Interpretive Summary: To understand the interaction between diet, the gut microbiome, and human health, it is necessary to assess the functional capacity of gut microbes. This can be done by sequencing all the DNA—metagenomes—in human fecal samples and then analyzing those sequences. The purpose of the current study was to determine how practical choices made before and after sequencing impact the ability to quantify the functional capacity of gut microbes. Two types of experiments were conducted to evaluate choices of how long the sequencing reads should be, how many sequencing reads are needed per sample, whether the DNA should be size-selected before sequencing, what protein database should be used for analysis, and what thresholds should be used for detection.
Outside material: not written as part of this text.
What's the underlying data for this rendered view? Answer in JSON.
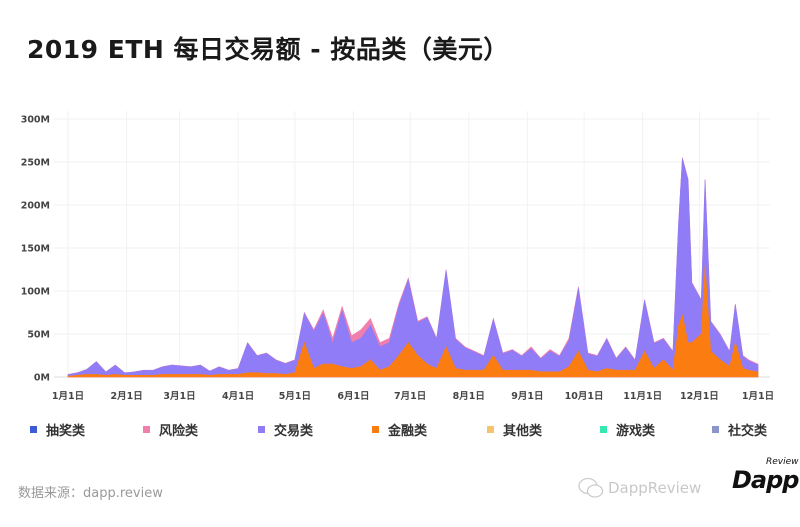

The first type of experiment involved the collection of protein sequences of known function, the simulation of metagenome data from these known sequences, and the evaluation of how parameter choices impacted the ability to accurately detect these known sequences. The second type of experiment involved the use of real human fecal metagenomes to assess other parameters. This work resulted in specific recommendations to assess the functional capacity of human fecal microbiomes: a minimum of 5 million mergable reads from DNA sequenced in a 2x150bp format with size selection to enable merging of overlapping paired end reads which would then be mapped to a custom database with a detection threshold matched to the merged read length.
Technical Abstract: Shotgun metagenomes are often assembled prior to annotation of genes which biases the functional capacity of a community towards its few most abundant members. For an unbiased assessment of community function, short reads need to be mapped directly to a gene or protein database. The ability to detect genes in short read sequences is dependent on pre- and post-sequencing decisions. The objective of the current study was to determine how library size selection, read length and format, protein database, e-value threshold, and sequencing depth impact gene-centric analysis of human fecal microbiomes when using DIAMOND, an alignment tool that is up to 20,000 times faster than BLASTX.